The information cutoff date for this volume is December 31, 2015. 

          The Bibliography section includes references drawn from the same public sources that provide the incidents, literature searches, and contributions sent by readers of previous volumes.  It does not purport to be comprehensive.  The citations are grouped into topic areas that were chosen to make the bibliography more accessible, and includes print and web-based material.  The Bibliography gives citations on key events and may be referenced for more detail on specific attacks described in the Incidents section. 

          For those who prefer to run textual searches for specific groups, individuals, or incidents, a computer version of the 1960-2007 ITERATE (International Terrorism: Attributes of Terrorist Events) textual chronology is available from Vinyard Software, Inc., 502 Wandering Woods Way, Ponte Vedra, Florida 32081-0621, or e-mail via [email protected]  The data set comes in a WordPerfect and Word textual version and looks remarkably like the volumes in this series of hardcopy chronologies.  A numeric version offers circa 150 numeric variables describing the international attacks from 1968-2015.  The data sets can be purchased by specific year of interest.  See www.vinyardsoftware.com for further details.

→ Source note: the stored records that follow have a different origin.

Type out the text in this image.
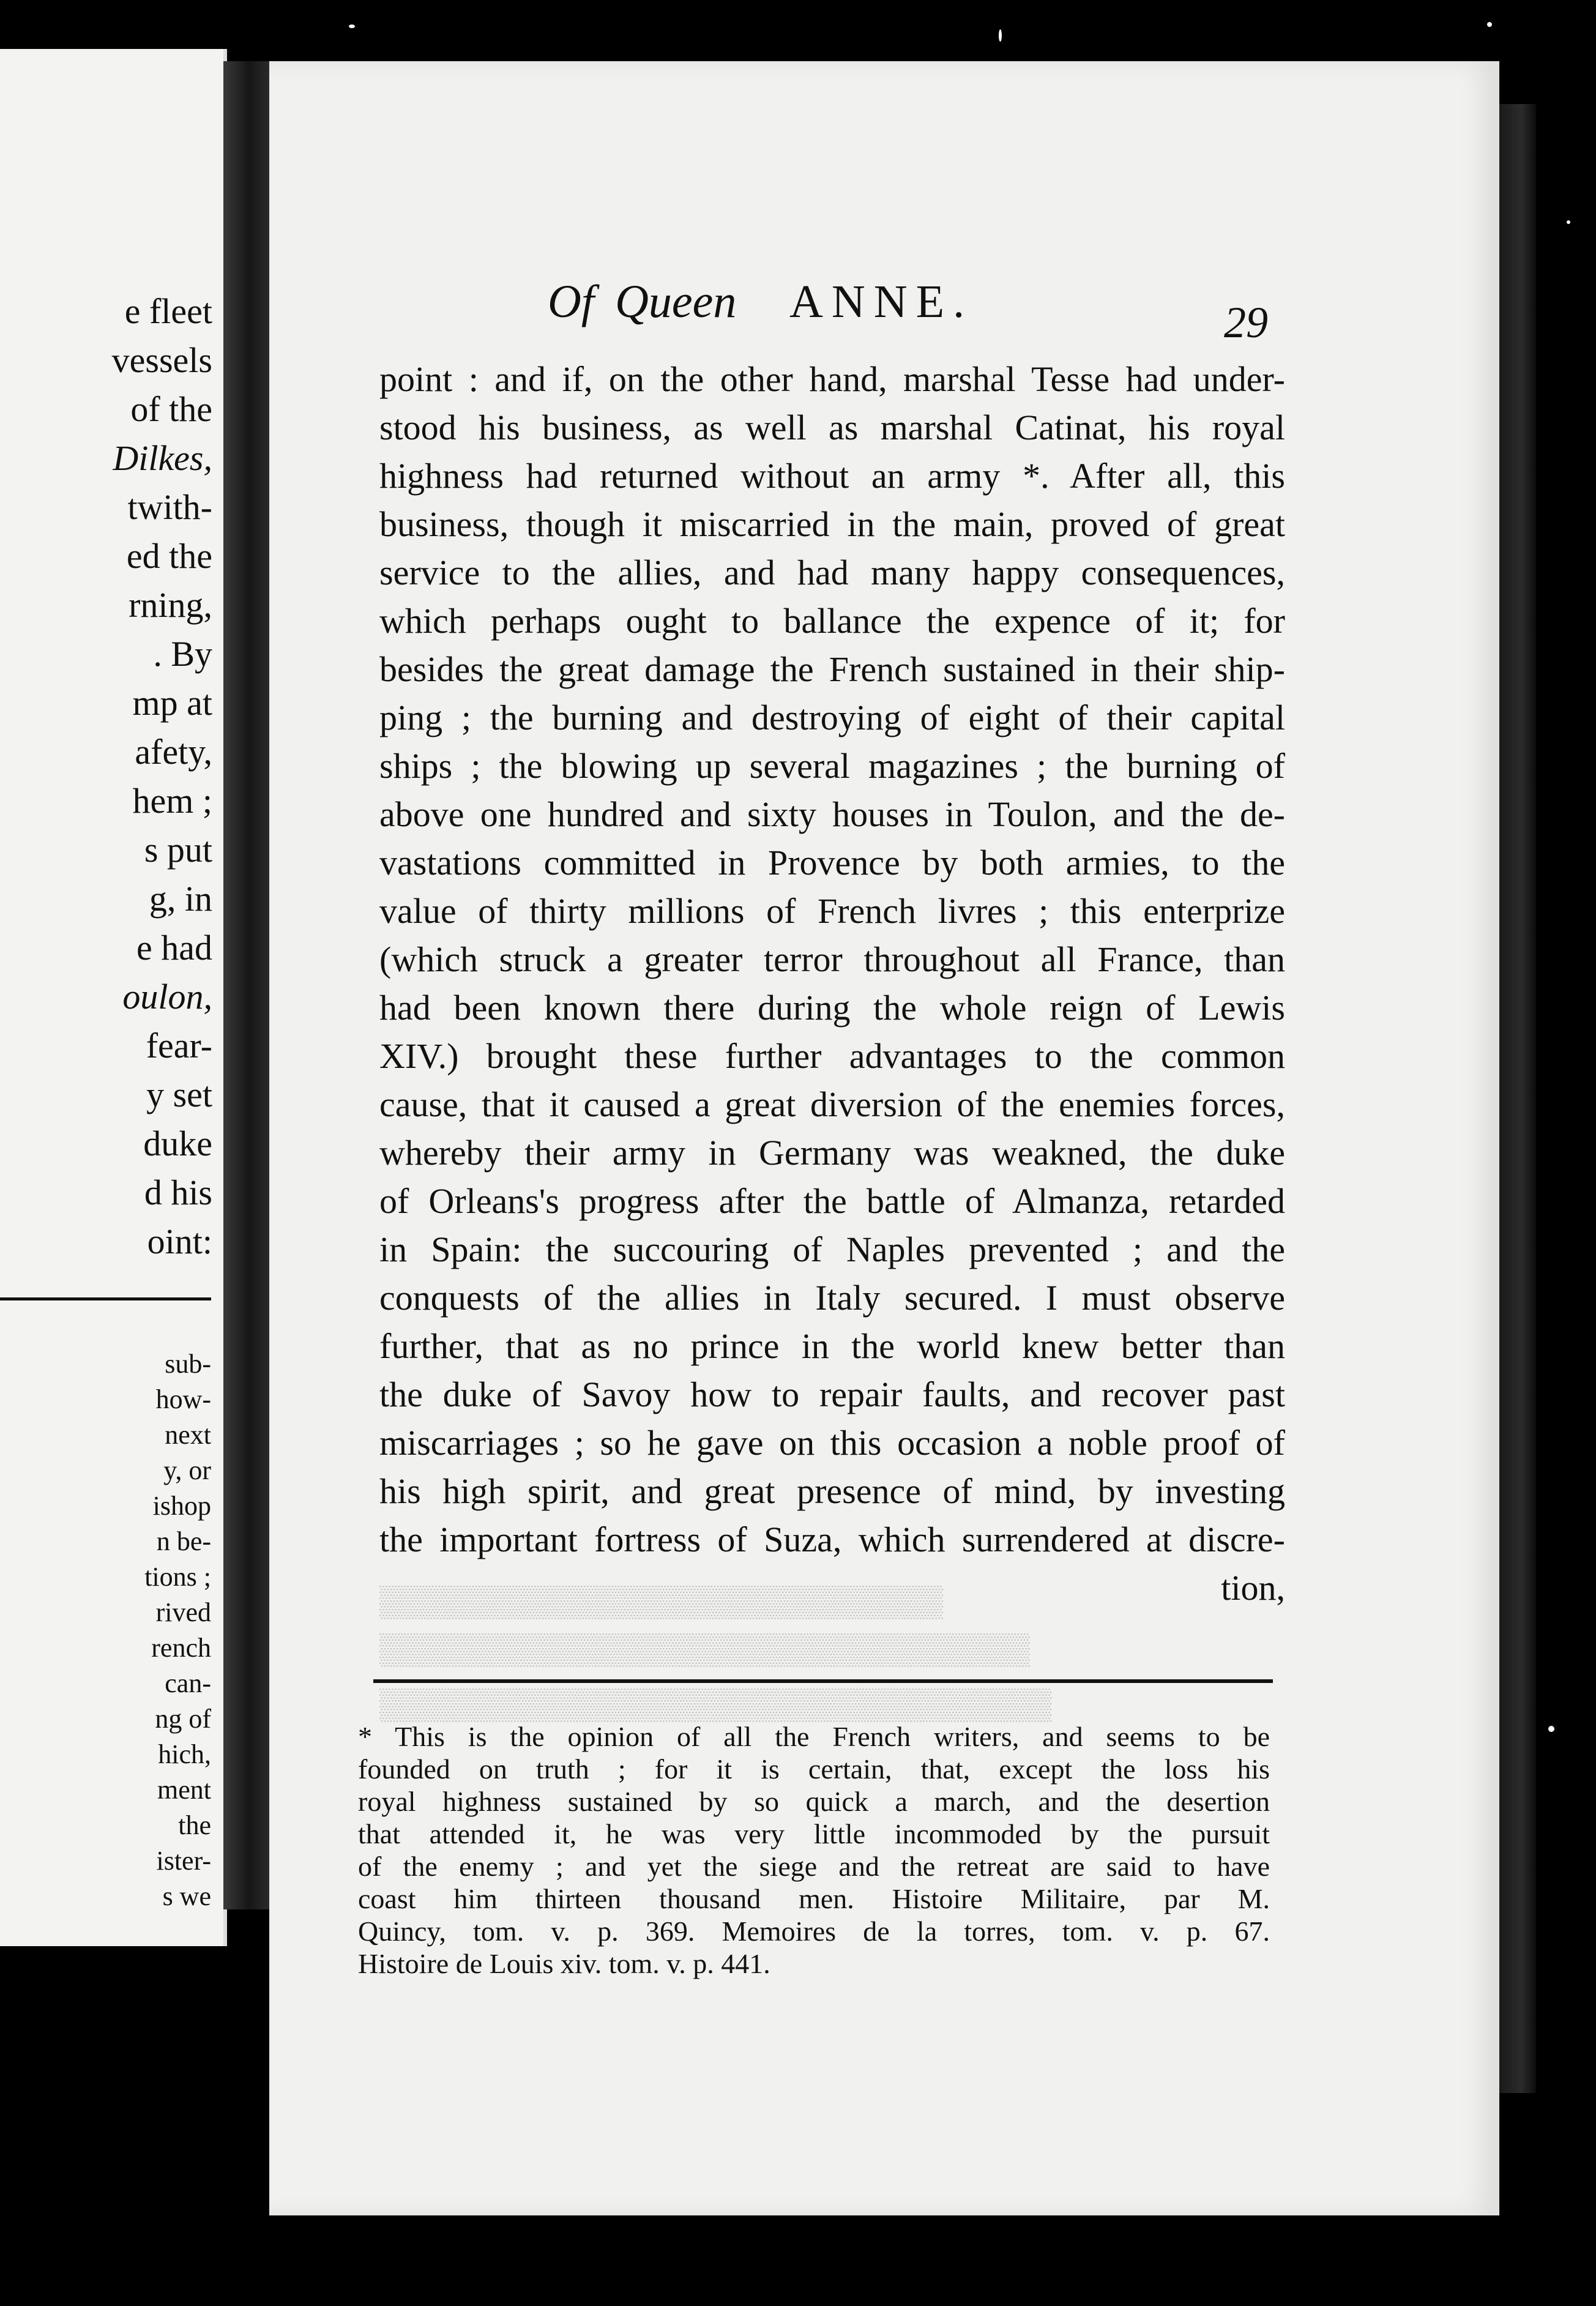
e fleet
vessels
of the
Dilkes,
twith-
ed the
rning,
. By
mp at
afety,
hem ;
s put
g, in
e had
oulon,
fear-
y set
duke
d his
oint:
sub-
how-
next
y, or
ishop
n be-
tions ;
rived
rench
can-
ng of
hich,
ment
the
ister-
s we
▒▒▒▒▒▒▒▒▒▒▒▒▒▒▒▒▒▒▒▒▒▒▒▒▒▒
▒▒▒▒▒▒▒▒▒▒▒▒▒▒▒▒▒▒▒▒▒▒▒▒▒▒▒▒▒▒
▒▒▒▒▒▒▒▒▒▒▒▒▒▒▒▒▒▒▒▒▒▒▒▒▒▒▒▒▒▒▒
Of Queen ANNE.	29
point : and if, on the other hand, marshal Tesse had under-
stood his business, as well as marshal Catinat, his royal
highness had returned without an army *. After all, this
business, though it miscarried in the main, proved of great
service to the allies, and had many happy consequences,
which perhaps ought to ballance the expence of it; for
besides the great damage the French sustained in their ship-
ping ; the burning and destroying of eight of their capital
ships ; the blowing up several magazines ; the burning of
above one hundred and sixty houses in Toulon, and the de-
vastations committed in Provence by both armies, to the
value of thirty millions of French livres ; this enterprize
(which struck a greater terror throughout all France, than
had been known there during the whole reign of Lewis
XIV.) brought these further advantages to the common
cause, that it caused a great diversion of the enemies forces,
whereby their army in Germany was weakned, the duke
of Orleans's progress after the battle of Almanza, retarded
in Spain: the succouring of Naples prevented ; and the
conquests of the allies in Italy secured. I must observe
further, that as no prince in the world knew better than
the duke of Savoy how to repair faults, and recover past
miscarriages ; so he gave on this occasion a noble proof of
his high spirit, and great presence of mind, by investing
the important fortress of Suza, which surrendered at discre-
tion,
* This is the opinion of all the French writers, and seems to be
founded on truth ; for it is certain, that, except the loss his
royal highness sustained by so quick a march, and the desertion
that attended it, he was very little incommoded by the pursuit
of the enemy ; and yet the siege and the retreat are said to have
coast him thirteen thousand men. Histoire Militaire, par M.
Quincy, tom. v. p. 369. Memoires de la torres, tom. v. p. 67.
Histoire de Louis xiv. tom. v. p. 441.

          Vinyard also offers the Data on Terrorist Suspects (DOTS) project, where you will find a detailed biographical index of every terrorist suspect named in the previous volumes of this chronology.

          Comments about this volume’s utility and suggestions for improvements for its likely successors are welcome and can be sent to me via [email protected].  Please send your terrorism publication citations to me at Vinyard to ensure inclusion in the next edition of the bibliography.

          Once again, there are many individuals who have contributed to this research effort.  Of particular note are the staff at McFarland, who have a well-earned reputation for quality and for being exceptionally easy to work with; and my family.

                I also thank the organizers of the University of Texas at El Paso colloquium on Next Generation Terrorism that took place on February 24-25, 2016.  Their providing me an opportunity to keynote the convention allowed me to try out some of the ideas you see above.  An earlier version of this introduction appeared in their conference proceedings as “Contemporary Terrorism: Trends, Myths, Mysteries, and Predictions”, paper prepared for the Annual National Security Colloquium on the Nature and Character of Next Generation Terrorism, hosted by the National Security Studies Institute of the University of Texas at El Paso.